Inside a capacitor are two metal plates that are separated by a small gap. When positive charge builds up on one plate, an equal but opposite charge builds up on the other plate. The charged plates create an electric field between them. In the center, the electric field is nearly uniform, but the field curves a bit near the edges of the plates. Charged parallel plates are used to create uniform electric fields, such as when focusing the electron beam in a cathode ray tube.

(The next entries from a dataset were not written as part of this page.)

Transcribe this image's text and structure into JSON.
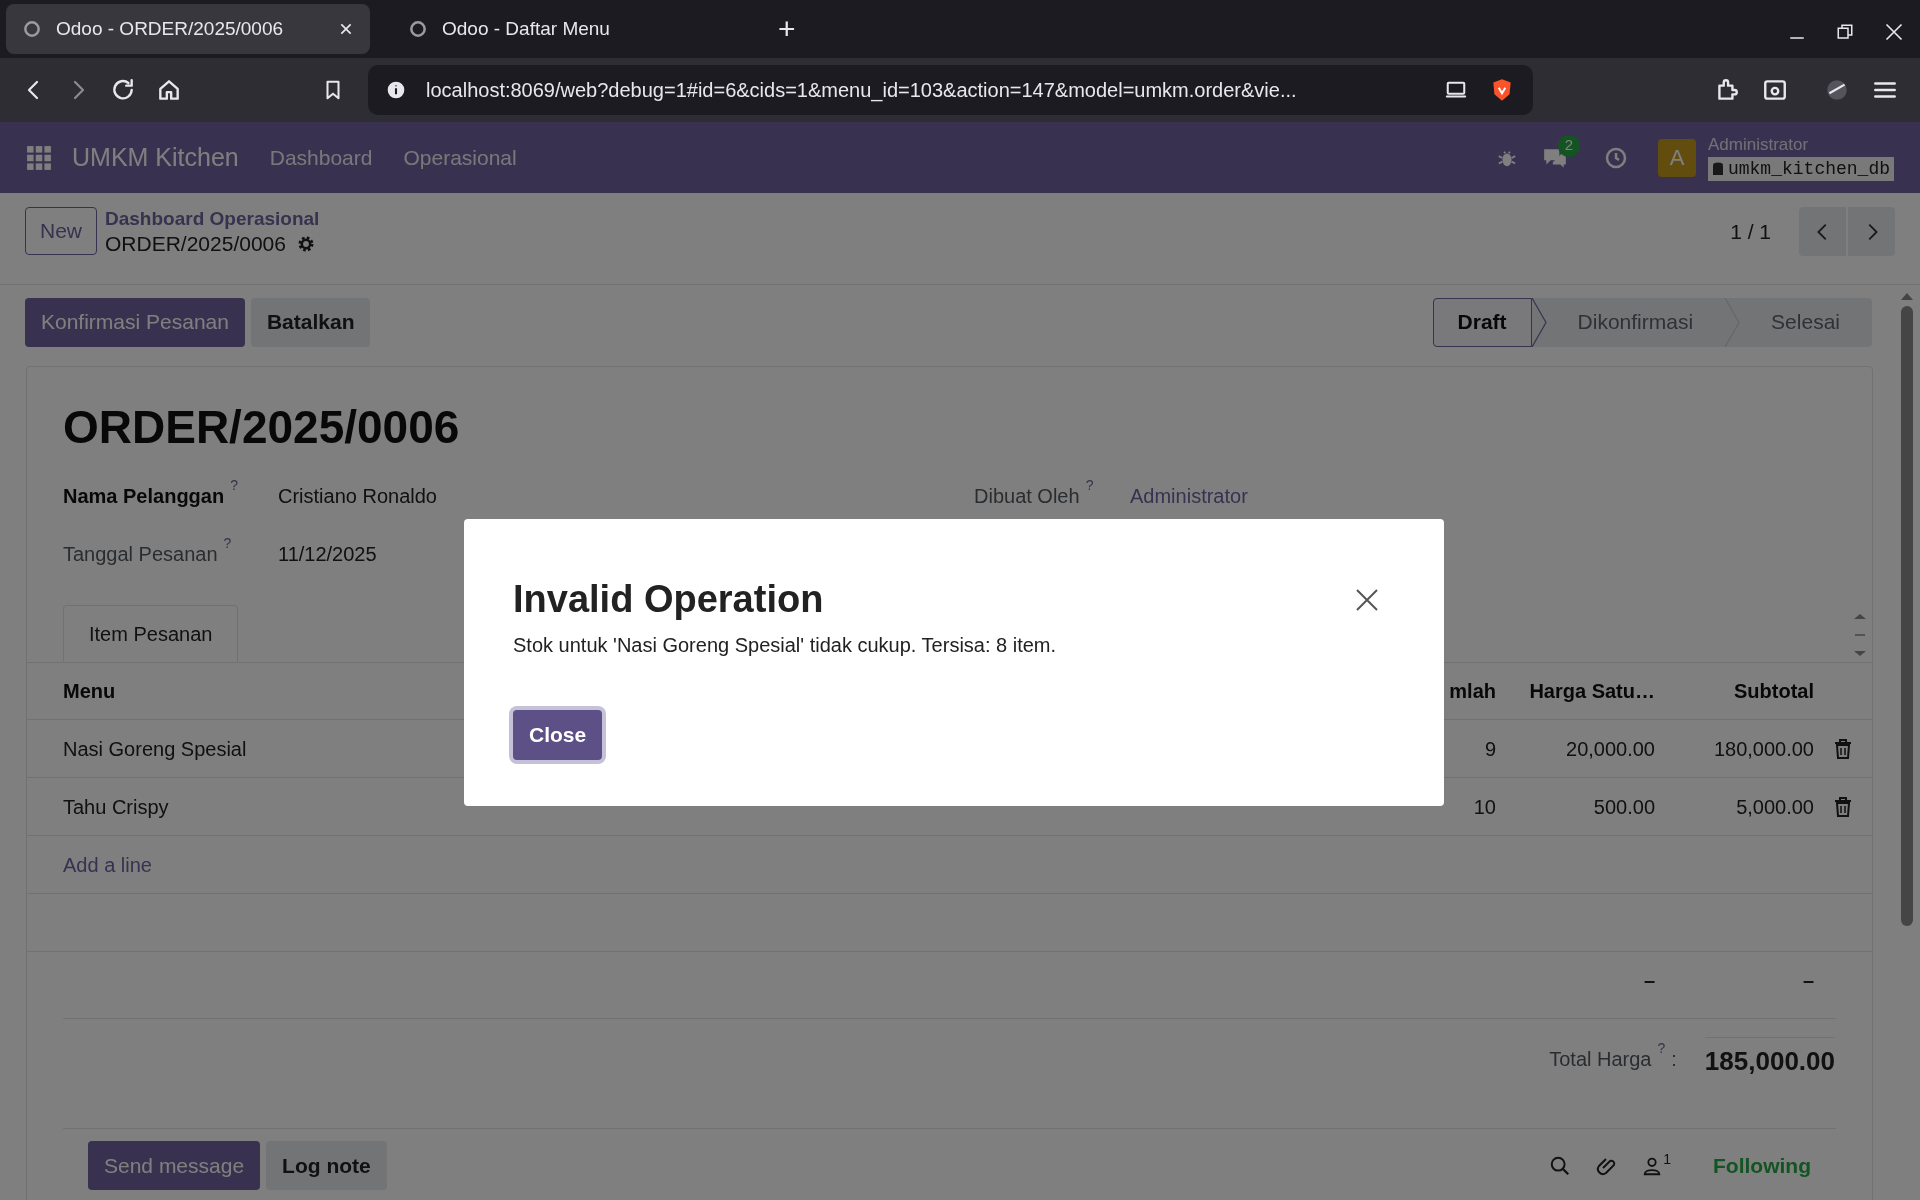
{
  "browser": {
    "tabs": [
      {
        "title": "Odoo - ORDER/2025/0006",
        "selected": true
      },
      {
        "title": "Odoo - Daftar Menu",
        "selected": false
      }
    ],
    "new_tab": "+",
    "url": "localhost:8069/web?debug=1#id=6&cids=1&menu_id=103&action=147&model=umkm.order&vie..."
  },
  "navbar": {
    "app": "UMKM Kitchen",
    "menus": [
      "Dashboard",
      "Operasional"
    ],
    "message_count": "2",
    "avatar_letter": "A",
    "user": "Administrator",
    "database": "umkm_kitchen_db"
  },
  "control_panel": {
    "new_button": "New",
    "breadcrumb": "Dashboard Operasional",
    "record": "ORDER/2025/0006",
    "pager": "1 / 1"
  },
  "actions": [
    {
      "label": "Konfirmasi Pesanan",
      "kind": "primary"
    },
    {
      "label": "Batalkan",
      "kind": "secondary"
    }
  ],
  "status_steps": [
    {
      "label": "Draft",
      "selected": true
    },
    {
      "label": "Dikonfirmasi",
      "selected": false
    },
    {
      "label": "Selesai",
      "selected": false
    }
  ],
  "form": {
    "title": "ORDER/2025/0006",
    "left_fields": [
      {
        "label": "Nama Pelanggan",
        "help": "?",
        "value": "Cristiano Ronaldo",
        "required": true,
        "kind": "text"
      },
      {
        "label": "Tanggal Pesanan",
        "help": "?",
        "value": "11/12/2025",
        "required": false,
        "kind": "text"
      }
    ],
    "right_fields": [
      {
        "label": "Dibuat Oleh",
        "help": "?",
        "value": "Administrator",
        "required": false,
        "kind": "link"
      }
    ]
  },
  "notebook": {
    "tabs": [
      {
        "label": "Item Pesanan",
        "selected": true
      }
    ]
  },
  "lines": {
    "columns": [
      "Menu",
      "mlah",
      "Harga Satu…",
      "Subtotal"
    ],
    "rows": [
      {
        "menu": "Nasi Goreng Spesial",
        "qty": "9",
        "price": "20,000.00",
        "subtotal": "180,000.00"
      },
      {
        "menu": "Tahu Crispy",
        "qty": "10",
        "price": "500.00",
        "subtotal": "5,000.00"
      }
    ],
    "add_line": "Add a line",
    "sums": [
      "–",
      "–"
    ]
  },
  "total": {
    "label": "Total Harga",
    "help": "?",
    "colon": ":",
    "value": "185,000.00"
  },
  "chatter": {
    "buttons": [
      {
        "label": "Send message",
        "kind": "primary"
      },
      {
        "label": "Log note",
        "kind": "secondary"
      }
    ],
    "follower_count": "1",
    "follow_label": "Following"
  },
  "dialog": {
    "title": "Invalid Operation",
    "message": "Stok untuk 'Nasi Goreng Spesial' tidak cukup. Tersisa: 8 item.",
    "button": "Close"
  }
}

Speed of an electric charge between two plates

The electric field created between charged parallel plates can also be used to accelerate charged particles parallel to the field direction. If a positively charged particle is set free close to the positively charged plate, how fast will it be moving when it reaches the negatively charged plate? This problem can be solved using energy conservation. Initially, the charged particle has positive electrical potential energy E_{p} = qV but no kinetic energy (because it starts at rest). At the end, it has kinetic energy E_{k} = ½mv^{2} but no electrical potential energy (because we set the reference potential as zero for the “negative” plate). Equating initial and final energies leads to the final velocity for the charged particle: $$\begin{array}{ccc}E=qV={\scriptscriptstyle \frac{1}{2}}m{v}^{2}& \Rightarrow & v=\sqrt{\frac{2qV}{m}}\end{array}$$

Capacitance of parallel plates

How can you calculate the capacitance for two parallel metal plates? The capacitance increases as the area of the plates is increased. The capacitance also increases as the separation between the plates is decreased; the closer the plates are to each other, the more charge the capacitor can store per volt. The capacitance for a parallel plate capacitor is given in equation (18.9).

(18.9)

$$C=\frac{\epsilon A}{d}$$

C

=

capacitance (F)

ε

=

permittivity (C^{2} N^{−1} m^{−2})

A

=

area of the plates (m^{2})

d

=

separation between plates (m)

Capacitance parallel plate capacitor

Dielectrics

In equation (18.9), a new quantity was introduced: the permittivity ε of the material between the plates. The permittivity is a measure of how much electric field is created in a material per unit charge. The permittivity of a vacuum is ε_{0} = 8.9×10^{−12} C^{2}/(N m^{2}). Materials with higher values of ε are used between the plates to improve the strength of the electric field and hence increase capacitance. Typical dielectrics improve the performance of capacitors by factors of 2–8.